Thoth’s Suggested Tags

Thoth’s Suggested Tags is a WordPress plugin that recommends tags by scanning a post and displaying recurring words and phrases as a tag cloud.

Author:Jimmy O'Higgins (profile at wordpress.org)
WordPress version required:3.0
WordPress version tested:3.0.5
Plugin version:1.3
Added to WordPress repository:08-07-2010
Last updated:26-07-2010
Warning! This plugin has not been updated in over 2 years. It may no longer be maintained or supported and may have compatibility issues when used with more recent versions of WordPress.
Rating, %:0
Rated by:0
Plugin URI:http://wiki.github.com/edlab/Thoth-Suggested-...
Total downloads:2 133
Active installs:30+
plugin download
Click to start download

Thoth is a plugin that creates a widget in your "New Post" authoring page and recommends tags for your post based on the content.

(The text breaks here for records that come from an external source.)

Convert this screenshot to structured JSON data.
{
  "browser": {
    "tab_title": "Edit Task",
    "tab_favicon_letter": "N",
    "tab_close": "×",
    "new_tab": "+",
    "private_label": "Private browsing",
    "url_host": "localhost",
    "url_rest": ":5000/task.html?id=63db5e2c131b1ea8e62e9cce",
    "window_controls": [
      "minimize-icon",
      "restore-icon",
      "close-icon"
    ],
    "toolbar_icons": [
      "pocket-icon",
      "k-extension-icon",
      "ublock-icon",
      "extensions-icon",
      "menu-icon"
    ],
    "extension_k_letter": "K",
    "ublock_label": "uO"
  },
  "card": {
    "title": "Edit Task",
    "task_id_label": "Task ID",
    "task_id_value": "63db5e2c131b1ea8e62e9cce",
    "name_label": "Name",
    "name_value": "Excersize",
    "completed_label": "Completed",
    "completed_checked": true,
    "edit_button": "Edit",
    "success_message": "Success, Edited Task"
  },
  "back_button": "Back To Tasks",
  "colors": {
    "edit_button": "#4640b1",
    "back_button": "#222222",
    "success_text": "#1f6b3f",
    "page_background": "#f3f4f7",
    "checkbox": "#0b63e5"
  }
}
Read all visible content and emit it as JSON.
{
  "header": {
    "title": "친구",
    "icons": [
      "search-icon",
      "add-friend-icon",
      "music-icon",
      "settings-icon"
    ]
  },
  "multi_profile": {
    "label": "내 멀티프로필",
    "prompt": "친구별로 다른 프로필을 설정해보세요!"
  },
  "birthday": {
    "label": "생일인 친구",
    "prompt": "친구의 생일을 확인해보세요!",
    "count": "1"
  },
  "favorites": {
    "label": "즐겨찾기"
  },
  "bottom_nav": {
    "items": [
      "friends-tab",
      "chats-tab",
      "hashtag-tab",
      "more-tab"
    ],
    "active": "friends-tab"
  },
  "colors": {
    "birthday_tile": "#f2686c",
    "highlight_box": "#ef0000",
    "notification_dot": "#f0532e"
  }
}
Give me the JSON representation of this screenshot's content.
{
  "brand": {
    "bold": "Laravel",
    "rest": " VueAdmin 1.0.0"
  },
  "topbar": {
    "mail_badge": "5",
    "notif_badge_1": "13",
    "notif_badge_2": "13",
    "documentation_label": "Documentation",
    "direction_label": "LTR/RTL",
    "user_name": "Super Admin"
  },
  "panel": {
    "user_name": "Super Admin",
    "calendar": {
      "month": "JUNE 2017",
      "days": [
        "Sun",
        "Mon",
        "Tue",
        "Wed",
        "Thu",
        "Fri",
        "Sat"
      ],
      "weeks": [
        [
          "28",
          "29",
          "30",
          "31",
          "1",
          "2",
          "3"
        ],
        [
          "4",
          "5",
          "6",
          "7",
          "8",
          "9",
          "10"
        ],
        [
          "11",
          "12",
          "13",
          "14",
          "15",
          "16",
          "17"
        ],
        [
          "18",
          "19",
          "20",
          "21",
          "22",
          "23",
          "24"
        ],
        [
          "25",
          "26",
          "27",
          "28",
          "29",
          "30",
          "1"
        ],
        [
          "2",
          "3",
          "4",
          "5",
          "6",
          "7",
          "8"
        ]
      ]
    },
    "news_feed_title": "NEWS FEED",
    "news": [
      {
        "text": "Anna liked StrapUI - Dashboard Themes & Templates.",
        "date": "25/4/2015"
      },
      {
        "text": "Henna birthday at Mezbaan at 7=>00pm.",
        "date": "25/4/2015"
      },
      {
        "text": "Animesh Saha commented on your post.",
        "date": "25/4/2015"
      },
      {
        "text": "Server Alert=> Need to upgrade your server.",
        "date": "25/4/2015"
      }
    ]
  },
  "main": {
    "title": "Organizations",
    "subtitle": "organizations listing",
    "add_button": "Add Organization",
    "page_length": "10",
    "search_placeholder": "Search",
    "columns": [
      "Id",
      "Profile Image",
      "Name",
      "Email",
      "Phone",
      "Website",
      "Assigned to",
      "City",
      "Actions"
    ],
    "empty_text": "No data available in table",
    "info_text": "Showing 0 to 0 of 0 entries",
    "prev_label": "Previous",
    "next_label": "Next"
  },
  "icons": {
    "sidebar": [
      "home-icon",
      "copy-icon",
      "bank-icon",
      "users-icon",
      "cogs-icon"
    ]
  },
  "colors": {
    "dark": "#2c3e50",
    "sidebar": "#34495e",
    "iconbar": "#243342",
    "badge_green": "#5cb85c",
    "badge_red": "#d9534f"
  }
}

Thoth scans the text for tags and associates them to a "tag strength", an integer that represents how appropriate the tag is to recommend based on the post content. This value is determined by the word count of the tag, its frequency in the post, and its count in the wordpress database (number of times it has been tagged in other posts).

How It Works

Every time the user saves a draft or updates a post, Thoth

  • Splits the post content into chunks delimited by stop-characters.

  • Uses a simple k-mer counting algorithm to record every possible phrase in the content and its frequency.

  • Does post-processing on the phrase list and displays the final list as a tag cloud. For more information consult the "Features" section.

Features

  • Tag strength ($strength in the code) is an integer representing the likelihood of the tag being appropriate to the post. A tag's strength is initially determined by its frequency in the post.

  • Stop Words - Filters out phrases beginning or ending with any words in the stop-word list.

  • Tag length - Tag strength is multiplied by the number of words in the tag with a maximum of 3. This means that longer recurring phrases are ranked higher than shorter ones.

  • Pluralization - For every potential single-word tag, Thoth adds a plural suffix 's' and searches for matches in the potential tag list. If a match is found, the tag strength of the singular is transferred to the plural version (e.g. "download" becomes "downloads"). If a match is not found, the singular is used.

  • Capitalization - Capitalization is preserved only for words or phrases that are capitalized in every instance they appear in the post (i.e. they are proper noun/noun phrases). Else, capitalization is removed and the tags strength for capped/non capped are combined.

  • Existing tags - Thoth also retrieves all the tags used in your blog and searches for instances of them in the content of the post. In the case of a match, the tag strength is multiplied by 2 and incremented by the number of times that tag has been used in your blog. This means that if your blog has a unifying theme, certain tags are likely to be reused and will enable Thoth to make better suggestions.